Time was an enterprise developing an application had its choices for application frameworks, and they were safe: J2EE or some flavor of Microsoft. True, this was always a fiction, as Perl, PHP and a variety of other dynamic languages were the don’t ask don’t tell glue that actually held everything together and, you know, got stuff done. But at strategic levels – as far as the CIO saw things, in other words – the choices were pretty straightforward: to Microsoft, or to not-Microsoft with Java.
But this is, of course, old news. Both because I’ve written it up previously and because enterprises today are living this; CIOs are mandating compliance to strategic platforms while time-pressed and resource short teams are resorting to whatever gets the job done.
What we only touched on before, however, was the role that development frameworks are playing in this fragmentation of developer targets.
Rails may be the best known of the developer frameworks; its visibility is such that some are more familiar with it than the language its aligned with – Ruby. And indeed Rails is in many respects the epitome of what frameworks can be, for better and for worse. On the plus side, its constraints mean massive productivity gains versus designing from scratch. But while Rails is excels at the generation of new applications of a particular style, it is less adept at migrating in existing applications or the construction of many kinds of applications. To be fair, Rails has worked at the first problem and as to the latter, it has never harbored any ambitions of being all things to all people.
Around the Rails framework we’ve seen a fair amount of activity, the beginnings of legitimate ecosystem even. It’s famously been ported to other, non Ruby languages – see Steve Yegge’s Javascript port.

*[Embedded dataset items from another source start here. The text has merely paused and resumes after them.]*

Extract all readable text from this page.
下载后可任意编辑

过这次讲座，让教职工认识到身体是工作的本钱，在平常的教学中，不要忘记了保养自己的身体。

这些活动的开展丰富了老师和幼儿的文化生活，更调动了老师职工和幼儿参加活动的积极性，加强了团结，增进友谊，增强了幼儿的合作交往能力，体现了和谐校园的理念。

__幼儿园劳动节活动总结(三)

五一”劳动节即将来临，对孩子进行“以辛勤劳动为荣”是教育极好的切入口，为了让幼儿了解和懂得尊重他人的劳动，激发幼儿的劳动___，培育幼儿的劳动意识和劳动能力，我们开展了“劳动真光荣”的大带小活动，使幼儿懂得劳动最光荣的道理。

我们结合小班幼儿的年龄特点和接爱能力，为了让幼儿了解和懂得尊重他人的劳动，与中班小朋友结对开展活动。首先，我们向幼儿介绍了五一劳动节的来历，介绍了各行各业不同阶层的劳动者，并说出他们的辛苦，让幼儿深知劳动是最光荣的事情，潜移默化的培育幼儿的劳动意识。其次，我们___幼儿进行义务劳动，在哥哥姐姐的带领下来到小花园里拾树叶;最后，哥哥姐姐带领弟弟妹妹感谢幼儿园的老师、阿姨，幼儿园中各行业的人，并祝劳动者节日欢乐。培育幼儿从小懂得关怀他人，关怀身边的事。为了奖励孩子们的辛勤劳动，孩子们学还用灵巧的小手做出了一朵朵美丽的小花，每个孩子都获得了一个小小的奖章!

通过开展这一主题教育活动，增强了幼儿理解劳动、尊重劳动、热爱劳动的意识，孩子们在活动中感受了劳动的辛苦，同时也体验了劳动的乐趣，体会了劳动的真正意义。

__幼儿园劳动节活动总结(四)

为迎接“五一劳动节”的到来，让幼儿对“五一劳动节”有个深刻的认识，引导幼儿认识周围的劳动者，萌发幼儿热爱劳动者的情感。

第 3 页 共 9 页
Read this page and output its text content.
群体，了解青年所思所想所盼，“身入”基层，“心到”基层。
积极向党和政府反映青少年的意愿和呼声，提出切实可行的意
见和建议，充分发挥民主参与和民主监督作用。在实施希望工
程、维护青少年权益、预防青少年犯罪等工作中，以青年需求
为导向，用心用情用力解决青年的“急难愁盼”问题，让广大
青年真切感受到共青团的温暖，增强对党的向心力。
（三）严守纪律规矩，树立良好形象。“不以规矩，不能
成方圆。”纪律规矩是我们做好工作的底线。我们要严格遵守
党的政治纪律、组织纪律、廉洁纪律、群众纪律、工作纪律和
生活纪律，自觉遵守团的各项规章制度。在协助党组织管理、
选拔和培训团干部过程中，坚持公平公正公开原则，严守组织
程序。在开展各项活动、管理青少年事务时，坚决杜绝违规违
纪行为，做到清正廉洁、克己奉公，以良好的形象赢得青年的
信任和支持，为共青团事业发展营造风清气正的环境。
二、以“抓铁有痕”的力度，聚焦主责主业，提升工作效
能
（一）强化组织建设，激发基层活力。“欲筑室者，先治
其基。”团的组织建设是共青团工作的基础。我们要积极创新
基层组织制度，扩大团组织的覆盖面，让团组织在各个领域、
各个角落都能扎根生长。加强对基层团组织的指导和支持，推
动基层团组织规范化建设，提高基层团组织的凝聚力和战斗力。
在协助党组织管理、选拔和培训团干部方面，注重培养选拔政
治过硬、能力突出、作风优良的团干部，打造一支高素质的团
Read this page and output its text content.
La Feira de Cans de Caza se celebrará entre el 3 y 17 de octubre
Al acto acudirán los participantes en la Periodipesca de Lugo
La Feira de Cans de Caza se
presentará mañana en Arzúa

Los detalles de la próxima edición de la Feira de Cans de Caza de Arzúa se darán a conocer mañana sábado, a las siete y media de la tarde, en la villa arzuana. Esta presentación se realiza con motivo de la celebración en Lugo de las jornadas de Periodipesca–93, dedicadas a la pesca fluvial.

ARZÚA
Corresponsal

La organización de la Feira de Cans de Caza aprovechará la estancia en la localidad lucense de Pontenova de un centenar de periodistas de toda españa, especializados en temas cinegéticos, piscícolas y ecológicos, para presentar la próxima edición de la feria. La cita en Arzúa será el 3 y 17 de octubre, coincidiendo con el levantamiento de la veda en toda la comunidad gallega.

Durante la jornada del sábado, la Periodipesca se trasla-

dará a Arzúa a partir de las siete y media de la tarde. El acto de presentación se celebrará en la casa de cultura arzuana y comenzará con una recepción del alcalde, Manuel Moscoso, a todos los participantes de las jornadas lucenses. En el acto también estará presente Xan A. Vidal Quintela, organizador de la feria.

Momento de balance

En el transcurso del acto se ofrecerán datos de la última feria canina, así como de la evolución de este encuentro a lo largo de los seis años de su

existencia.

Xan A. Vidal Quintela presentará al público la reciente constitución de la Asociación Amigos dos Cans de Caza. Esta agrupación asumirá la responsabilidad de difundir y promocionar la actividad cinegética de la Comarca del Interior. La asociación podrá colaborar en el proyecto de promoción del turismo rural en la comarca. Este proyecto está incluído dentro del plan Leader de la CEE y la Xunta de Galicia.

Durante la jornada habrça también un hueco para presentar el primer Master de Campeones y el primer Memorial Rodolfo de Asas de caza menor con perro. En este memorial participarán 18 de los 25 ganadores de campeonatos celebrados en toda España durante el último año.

Perhaps more importantly, it has something even Java never really had: good hosting options. With options like Heroku – who’s designed to make Rails deployment and hosting seamless – available, the barriers to entry for developers working with frameworks are falling fast.
Which is why the investments from Zend in – and growth of – its eponymous framework make sense. If you want, as Zend does, to sell PHP in to enterprises, a commercially supported framework is an excellent tactic. There are certainly no shortage of PHP frameworks around – while I was in Denver, I saw Alex go through close to half a dozen – but businesses need a surer bet and, frankly, fewer options. Rails remains the clear choice for Ruby, DJango is the favorite for Pythonistas and – at least within its target market – the Zend Framework is a good bet for PHP.
Questions remain, of course. Enterprises were willing to bet on Java and Microsoft because they were going to be around. And while most of today’s frameworks will still be around, it’s often difficult to project how they will be performing and evolving relative to their competition. Particularly in a market which is seeing and increased rate of fragmentation for development targets.
What the longer term implications of the surge in popularity in development frameworks – and web frameworks in particular – has yet to be determined, regardless of what the CIO might tell you. What is quite clear at this point, however, is that the immediate and observable benefits to their usage are the proverbial genie that cannot be put back in the bottle.
When I’m asked what I expect the fates of development frameworks in general to be vis a vis the enterprise, my answer is simple: gradual acceptance. While CIOs won’t embrace them, instinctively – and probably rightfully – fearing a dependence on application platforms with uncertain futures, their promise is proving to be too much to overcome. Much like the dynamic languages they’re composed of, development frameworks allow fewer people to more done more quickly. That’s a difficult proposition to argue against. IT will attempt to hold them to tactical duties, with the possible exceptions of commercially supported frameworks, but those restrictions won’t hold indefinitely, particularly in the face of tighter budgets and shorter staffs.
For their part, however, the frameworks that would want to see adoption in commercial settings would do well to consider adapting their models to enterprise needs. Predictable change, backwards compatibility, stable ABI/API, all of these things are concerns for enterprises. The frameworks that do the best at comprehending that, then, will have a leg up in commercial settings.
Whatever the fate of these frameworks within the enterprise, the strategic tools mandated and imposed from the CIOs office must be competitive with the likes of Django, Rails, and the Zend Framework. If they aren’t, CIOs will find the future looking much like the present, where the strategic platforms are eschewed in favor of the tools that get stuff done.
Separately, we’re going to see increased commercial investment into the framework space, whether that’s in Zend-style framework development and support or Engine Yard or Heroku-ish framework-led deployment, hosting and maintenance.
Disclaimer: Microsoft and Zend are RedMonk customers.